Les forces gouvernementales sont accusées pour la énième fois par l’AFC/M23 d’avoir mené dans l’après-midi de ce vendredi 8 mai 2026 des frappes de drones meurtrières contre le marché public de Mushaki, dans le territoire de Masisi en province du Nord-Kivu.

Dans un communiqué, le porte-parole du mouvement rebelle Lawrence Kanyuka, a indiqué que le bilan provisoire de ces bombardements fait état d’au moins 20 civils tués et de plus de 57 blessés, parmi lesquels des femmes, des enfants ainsi que d’autres personnes vulnérables : « Cette attaque délibérée contre des populations civiles constitue un crime de guerre et un crime contre l’humanité », a-t-il déclaré.

Il a par ailleurs rapporté que depuis le début de ce mois, le régime de Kinshasa multiplie les frappes de drones en violation du cessez-le-feu recommandé dans le cadre du processus de Doha en ciblant « des zones densément peuples à Gankenke et Mikenke dans le centre de Minembwe tout comme à Lumbishi, Rutare et ses environs dans le territoire de Kalehe en province du Sud-Kivu, ou récemment à Kalenga dans le Masisi au Nord-Kivu.

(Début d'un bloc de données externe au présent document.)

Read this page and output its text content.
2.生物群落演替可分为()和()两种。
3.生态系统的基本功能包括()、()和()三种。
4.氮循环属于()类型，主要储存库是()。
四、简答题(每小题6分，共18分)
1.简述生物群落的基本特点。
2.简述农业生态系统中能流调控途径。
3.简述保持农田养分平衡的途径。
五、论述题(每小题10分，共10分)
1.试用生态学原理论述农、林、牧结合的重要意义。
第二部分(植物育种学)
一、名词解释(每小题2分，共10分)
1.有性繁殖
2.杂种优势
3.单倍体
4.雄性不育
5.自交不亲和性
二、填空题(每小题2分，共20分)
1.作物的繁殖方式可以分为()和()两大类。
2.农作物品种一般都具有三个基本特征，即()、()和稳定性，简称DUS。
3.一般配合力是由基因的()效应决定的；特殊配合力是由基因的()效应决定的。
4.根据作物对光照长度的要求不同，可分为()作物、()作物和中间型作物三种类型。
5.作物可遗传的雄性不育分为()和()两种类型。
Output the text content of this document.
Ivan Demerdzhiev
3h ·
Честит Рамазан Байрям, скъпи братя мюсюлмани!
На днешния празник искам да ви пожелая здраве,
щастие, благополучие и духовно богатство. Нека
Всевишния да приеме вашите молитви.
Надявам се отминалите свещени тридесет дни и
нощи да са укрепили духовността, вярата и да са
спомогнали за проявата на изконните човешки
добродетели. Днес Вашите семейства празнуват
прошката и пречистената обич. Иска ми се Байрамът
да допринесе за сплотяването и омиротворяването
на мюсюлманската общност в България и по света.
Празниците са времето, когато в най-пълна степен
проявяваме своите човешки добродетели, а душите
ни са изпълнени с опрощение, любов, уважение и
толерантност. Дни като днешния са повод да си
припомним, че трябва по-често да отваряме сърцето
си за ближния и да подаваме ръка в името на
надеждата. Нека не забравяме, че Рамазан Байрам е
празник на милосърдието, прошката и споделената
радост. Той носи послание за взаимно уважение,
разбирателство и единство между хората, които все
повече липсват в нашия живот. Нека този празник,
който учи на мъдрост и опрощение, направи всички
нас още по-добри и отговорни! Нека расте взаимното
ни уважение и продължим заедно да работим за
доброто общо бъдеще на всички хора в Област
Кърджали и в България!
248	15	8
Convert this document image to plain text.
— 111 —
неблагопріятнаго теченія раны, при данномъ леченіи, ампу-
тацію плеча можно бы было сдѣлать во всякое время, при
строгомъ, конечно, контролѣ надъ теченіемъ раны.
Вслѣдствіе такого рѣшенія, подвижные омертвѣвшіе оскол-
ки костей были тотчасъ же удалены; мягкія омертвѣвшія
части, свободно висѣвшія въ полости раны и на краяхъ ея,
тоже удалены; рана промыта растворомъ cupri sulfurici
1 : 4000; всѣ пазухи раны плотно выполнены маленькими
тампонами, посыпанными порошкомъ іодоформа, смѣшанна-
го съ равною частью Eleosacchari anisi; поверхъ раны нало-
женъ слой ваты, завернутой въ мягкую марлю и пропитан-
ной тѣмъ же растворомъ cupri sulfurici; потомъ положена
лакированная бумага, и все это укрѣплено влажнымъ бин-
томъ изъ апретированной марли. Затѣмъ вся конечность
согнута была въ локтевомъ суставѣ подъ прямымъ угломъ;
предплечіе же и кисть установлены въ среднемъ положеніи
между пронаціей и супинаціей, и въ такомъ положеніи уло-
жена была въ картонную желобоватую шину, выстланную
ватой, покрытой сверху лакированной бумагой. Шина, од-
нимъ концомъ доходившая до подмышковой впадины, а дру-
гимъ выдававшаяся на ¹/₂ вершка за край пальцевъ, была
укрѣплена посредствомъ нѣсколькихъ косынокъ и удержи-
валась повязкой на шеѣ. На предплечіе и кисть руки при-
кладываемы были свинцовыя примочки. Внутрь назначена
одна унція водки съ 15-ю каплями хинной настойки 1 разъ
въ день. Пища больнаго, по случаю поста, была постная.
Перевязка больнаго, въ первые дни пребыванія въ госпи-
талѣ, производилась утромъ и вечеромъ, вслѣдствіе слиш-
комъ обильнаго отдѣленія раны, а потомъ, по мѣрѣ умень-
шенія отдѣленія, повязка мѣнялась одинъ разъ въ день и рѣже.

Et pour l’AFC/M23, l'attitude affichée par le régime de Félix Tshisekedi prouve à suffisance « qu'il n'a aucun amour ni pour le pays ni pour son peuple » : « Nous ne pouvons donc pas continuer à assister passivement aux attaques contre des civils innocents dans les zones libérées, ni contre nos propres positions. Face à ces violences répétées, l’AFC-M23 se réserve le droit légitime de répondre avec la plus grande fermeté afin d’assurer la protection des populations civiles des zones libérées et de mettre un terme aux attaques perpétrées par les forces de la coalition du régime de Kinshasa : FARDC, FDNB, FDLR, Milices Wazalendo et Mercenaires », poursuit le mouvement rebelle dans son communiqué.

Ce dernier dit enfin prendre à témoin la communauté internationale à travers le médiateur qatari et celui de l’Union Africaine, le facilitateur Américain, l’Union Européenne, l’Union Africaine, CIRGL, SADC, l’EAC ainsi que les Nations-Unies pour ces actes de barbarie perpétrés par le régime de Kinshasa.